Sargeant, who just received a Drama Desk nomination for Best Actress in a Musical for Rags Parkland Sings The Songs of the Future, has an ear for accents: “I think of them as music, as songs,” she said. The accent she employed for the secretary was an especially familiar tune. “My dad is from Trinidad and my mom is from Tobago, so I grew up, in Brooklyn, hearing those sounds. I didn’t realize I had that accent until I went to school and people would make fun of how my parents talked. I would go home and correct my parents’ accents.”

Sargeant’s upbringing informs the autobiographical solo show she is developing. Called “Buh Wha Trouble Is Dis? (Or The Exhumation of MC Spice),” the project tackles themes of racism, show business, and body image, and is told in verse and prose. The piece, Sargeant said, “explores how a first-generation daughter of Caribbean immigrants growing up in 1980s East New York, Brooklyn, can embody her truest self, conquer her demons of self-doubt, and strive to achieve some of her wildest dreams.”

Why develop this show? Sargeant replied: “It’s important for us to find agency as actors. Most of us are always waiting for the phone to ring. That’s not an empowering feeling. If you have a story that’s worth telling and can change lives then you should go for it.

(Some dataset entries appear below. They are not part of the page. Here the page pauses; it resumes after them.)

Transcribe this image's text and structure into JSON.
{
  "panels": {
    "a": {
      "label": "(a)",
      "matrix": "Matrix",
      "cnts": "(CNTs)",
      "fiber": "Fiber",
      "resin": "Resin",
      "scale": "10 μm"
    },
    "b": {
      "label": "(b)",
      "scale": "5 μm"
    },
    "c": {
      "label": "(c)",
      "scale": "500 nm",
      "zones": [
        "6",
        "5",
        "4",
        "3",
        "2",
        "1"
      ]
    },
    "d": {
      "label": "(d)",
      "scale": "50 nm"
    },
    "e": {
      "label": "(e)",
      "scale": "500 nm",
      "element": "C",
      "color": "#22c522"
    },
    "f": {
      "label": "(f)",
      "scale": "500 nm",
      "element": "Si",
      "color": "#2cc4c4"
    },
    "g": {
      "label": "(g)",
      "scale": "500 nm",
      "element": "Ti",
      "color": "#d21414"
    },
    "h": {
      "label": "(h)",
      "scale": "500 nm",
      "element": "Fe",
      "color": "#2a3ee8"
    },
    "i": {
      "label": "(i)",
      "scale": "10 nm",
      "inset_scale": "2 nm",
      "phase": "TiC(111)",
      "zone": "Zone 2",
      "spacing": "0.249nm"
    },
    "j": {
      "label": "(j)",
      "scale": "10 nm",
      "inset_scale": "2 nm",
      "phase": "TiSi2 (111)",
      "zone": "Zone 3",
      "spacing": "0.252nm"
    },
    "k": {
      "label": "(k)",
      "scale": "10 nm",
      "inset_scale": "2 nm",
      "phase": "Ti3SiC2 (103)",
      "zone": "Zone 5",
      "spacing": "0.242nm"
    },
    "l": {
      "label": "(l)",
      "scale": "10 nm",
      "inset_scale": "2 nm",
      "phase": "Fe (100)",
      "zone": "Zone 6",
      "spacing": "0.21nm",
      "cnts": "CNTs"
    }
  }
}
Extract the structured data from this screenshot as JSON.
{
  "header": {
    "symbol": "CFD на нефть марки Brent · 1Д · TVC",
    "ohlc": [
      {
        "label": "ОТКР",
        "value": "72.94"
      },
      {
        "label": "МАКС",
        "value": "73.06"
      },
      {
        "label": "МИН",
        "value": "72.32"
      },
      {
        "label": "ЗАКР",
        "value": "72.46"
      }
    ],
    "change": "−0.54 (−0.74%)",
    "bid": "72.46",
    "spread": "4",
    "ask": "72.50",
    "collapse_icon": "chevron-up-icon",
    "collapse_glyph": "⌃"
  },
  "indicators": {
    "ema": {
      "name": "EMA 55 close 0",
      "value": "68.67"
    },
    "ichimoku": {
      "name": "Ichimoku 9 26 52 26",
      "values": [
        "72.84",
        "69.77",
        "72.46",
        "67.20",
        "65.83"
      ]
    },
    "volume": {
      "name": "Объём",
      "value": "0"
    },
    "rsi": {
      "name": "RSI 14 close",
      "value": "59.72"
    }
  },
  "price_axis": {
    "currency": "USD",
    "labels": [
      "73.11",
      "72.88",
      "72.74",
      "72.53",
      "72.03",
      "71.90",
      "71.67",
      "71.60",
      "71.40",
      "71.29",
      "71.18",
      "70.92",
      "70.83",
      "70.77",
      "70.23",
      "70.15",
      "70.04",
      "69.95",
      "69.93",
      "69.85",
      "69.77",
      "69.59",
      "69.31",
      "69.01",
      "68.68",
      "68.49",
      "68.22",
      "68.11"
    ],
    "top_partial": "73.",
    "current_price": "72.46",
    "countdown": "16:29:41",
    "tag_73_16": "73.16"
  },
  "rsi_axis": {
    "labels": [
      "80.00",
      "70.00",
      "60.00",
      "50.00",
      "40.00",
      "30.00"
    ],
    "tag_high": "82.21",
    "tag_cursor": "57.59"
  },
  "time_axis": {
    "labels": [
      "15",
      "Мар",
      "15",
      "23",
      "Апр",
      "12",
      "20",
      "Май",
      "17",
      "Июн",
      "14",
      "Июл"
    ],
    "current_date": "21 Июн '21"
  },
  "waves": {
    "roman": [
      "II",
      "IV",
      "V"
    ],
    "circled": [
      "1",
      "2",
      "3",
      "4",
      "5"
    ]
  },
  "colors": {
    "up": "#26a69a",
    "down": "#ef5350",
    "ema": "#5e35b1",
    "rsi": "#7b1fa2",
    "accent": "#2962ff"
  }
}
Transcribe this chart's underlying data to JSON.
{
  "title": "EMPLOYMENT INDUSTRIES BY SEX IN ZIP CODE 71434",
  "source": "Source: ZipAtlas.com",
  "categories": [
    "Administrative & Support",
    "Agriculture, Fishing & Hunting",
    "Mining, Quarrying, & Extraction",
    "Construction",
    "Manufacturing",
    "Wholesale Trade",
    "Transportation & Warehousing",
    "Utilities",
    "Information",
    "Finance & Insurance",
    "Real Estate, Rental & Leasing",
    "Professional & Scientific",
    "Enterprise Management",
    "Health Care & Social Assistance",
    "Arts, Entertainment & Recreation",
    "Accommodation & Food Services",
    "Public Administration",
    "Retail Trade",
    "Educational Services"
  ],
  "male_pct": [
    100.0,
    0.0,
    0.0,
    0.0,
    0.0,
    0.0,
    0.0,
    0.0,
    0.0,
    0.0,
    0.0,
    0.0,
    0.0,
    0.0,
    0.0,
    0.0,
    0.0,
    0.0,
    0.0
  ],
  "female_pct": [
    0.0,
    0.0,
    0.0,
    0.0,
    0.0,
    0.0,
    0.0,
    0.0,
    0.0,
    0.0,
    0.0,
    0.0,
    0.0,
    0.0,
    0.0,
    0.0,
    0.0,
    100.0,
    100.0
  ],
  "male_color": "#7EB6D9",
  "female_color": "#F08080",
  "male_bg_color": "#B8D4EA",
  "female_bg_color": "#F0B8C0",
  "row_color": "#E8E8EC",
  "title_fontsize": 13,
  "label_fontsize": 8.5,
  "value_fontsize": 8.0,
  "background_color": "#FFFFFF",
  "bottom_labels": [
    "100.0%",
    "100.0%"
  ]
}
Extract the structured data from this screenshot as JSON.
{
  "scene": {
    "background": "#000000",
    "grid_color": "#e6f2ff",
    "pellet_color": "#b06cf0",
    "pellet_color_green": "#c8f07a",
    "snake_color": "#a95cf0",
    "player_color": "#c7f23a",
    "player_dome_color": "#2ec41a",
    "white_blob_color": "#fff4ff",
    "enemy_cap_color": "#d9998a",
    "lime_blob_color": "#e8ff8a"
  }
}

As actors, we are vessels for other people’s stories. Why not be our own vessels?”

In Nantucket Sleigh Ride, Sargeant plays not only a secretary – whose top-of-act-two monologue has tickled the audience every time I’ve seen the play – but a cop in Nantucket. Sargeant shared with me part of the back story she created for the character. “I say that she’s not really a police officer. She’s an actor pretending to be a police officer. There are too many clues at her crime scene that she would have picked up on if she were a real cop. I imagined that she knew someone on the force and borrowed a uniform.”

Having attending LaGuardia High School of Music & Art and the Performing Arts, right behind Lincoln Center, Sargeant is familiar with the neighborhood of her current assignment. She was less familiar with her cast members. She met Adam Chanler-Berat at an off-Broadway opening a few weeks before the start of Nantucket rehearsals. And she worked with Will Swenson on another John Guare show: a musical adaptation of Two Gentlemen of Verona, in Central Park.

“I’ve had a great time getting to know everyone,” Sargeant said, “and to be in this production.” Mentioning her memorable act-two monologue, Sargeant added, “It’s gold for me. I think I’m the only person, other than John [Larroquette], who has time alone onstage. “It’s a treat to do it every night. I feel so lucky.”